Но это услышала Оттилия. И разъяснила Альбине, что сейчас он не папа, он – король при исполнении… Крадусу захотелось позлить "профессоршу", он предложил с наивным видом:
– Слушай, а может, передадим это гостю – он пролистает перед сном, а?
Ответом ему был испепеляющий взгляд; король вздохнул и начал свою писаную речь:
– "Ваше Высочество! Наш далекий и одновременно близкий пенагонский друг! Абидонцы давно чтут вашего родителя и вас как славных государственных мужей, мудрых в политике и приятных в обхождении. Вы впервые в нашей стране. Но дружба и горячая симпатия к вам, опережая ваш кортеж, по-весеннему согрела сегодня нашу столицу, говорящую вам "Добро пожаловать!" с особым радушием…"

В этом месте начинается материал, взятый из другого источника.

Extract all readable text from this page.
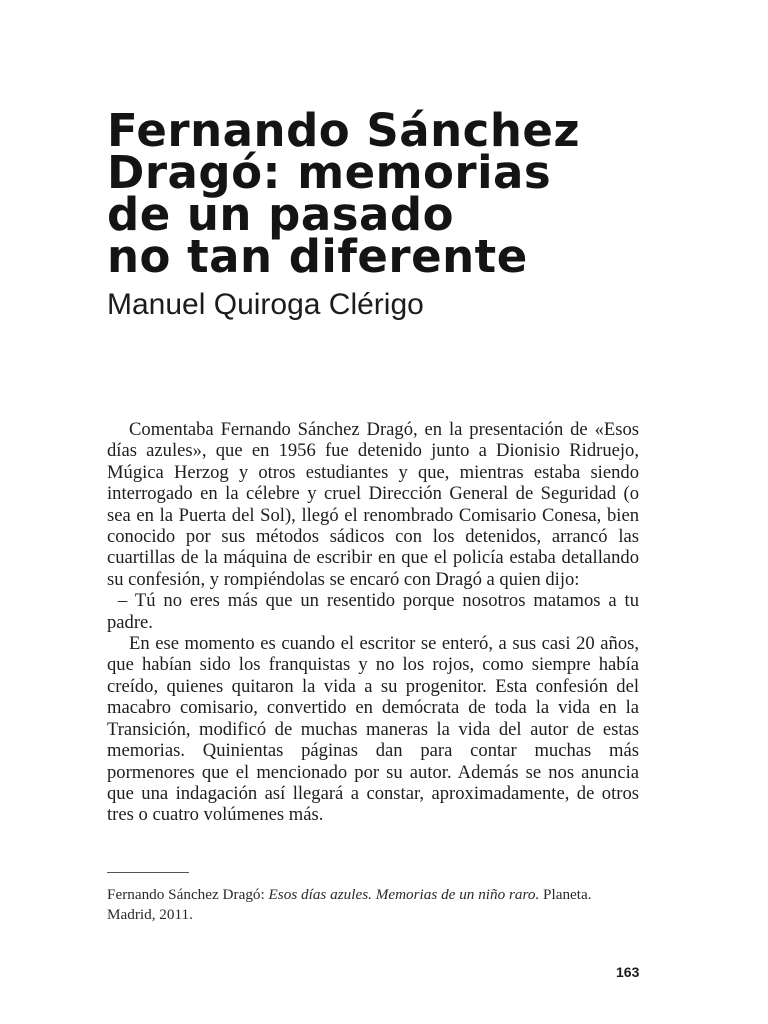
Fernando Sánchez
Dragó: memorias
de un pasado
no tan diferente
Manuel Quiroga Clérigo

Comentaba Fernando Sánchez Dragó, en la presentación de «Esos días azules», que en 1956 fue detenido junto a Dionisio Ridruejo, Múgica Herzog y otros estudiantes y que, mientras estaba siendo interrogado en la célebre y cruel Dirección General de Seguridad (o sea en la Puerta del Sol), llegó el renombrado Comisario Conesa, bien conocido por sus métodos sádicos con los detenidos, arrancó las cuartillas de la máquina de escribir en que el policía estaba detallando su confesión, y rompiéndolas se encaró con Dragó a quien dijo:

– Tú no eres más que un resentido porque nosotros matamos a tu padre.

En ese momento es cuando el escritor se enteró, a sus casi 20 años, que habían sido los franquistas y no los rojos, como siempre había creído, quienes quitaron la vida a su progenitor. Esta confesión del macabro comisario, convertido en demócrata de toda la vida en la Transición, modificó de muchas maneras la vida del autor de estas memorias. Quinientas páginas dan para contar muchas más pormenores que el mencionado por su autor. Además se nos anuncia que una indagación así llegará a constar, aproximadamente, de otros tres o cuatro volúmenes más.

Fernando Sánchez Dragó: Esos días azules. Memorias de un niño raro. Planeta. Madrid, 2011.
163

(Невольно припомнилось принцу Пенапью это "особое радушие" на лицах хозяина и завсегдатаев таверны, полицейского, прохожих, юного живодера по кличке "Гиппократ"…)
"У нас в Абидонии, надо заметить, народ по характеру домосед, почти никто нигде не был. Но все замечательно отзываются о вашей стране, об ее живописной природе, ее добросовестных мастерах-умельцах…" – тут Крадус оторвался от текста, заговорил от себя:
– Вот это точно, это без лести, Ваше Высочество. Взять, к примеру, шорников ваших – поклон им! Лучшие седла у меня – из Пенагонии! Или возьмем стремена: так сработаны, что даже мертвый ты стремя не потеряешь!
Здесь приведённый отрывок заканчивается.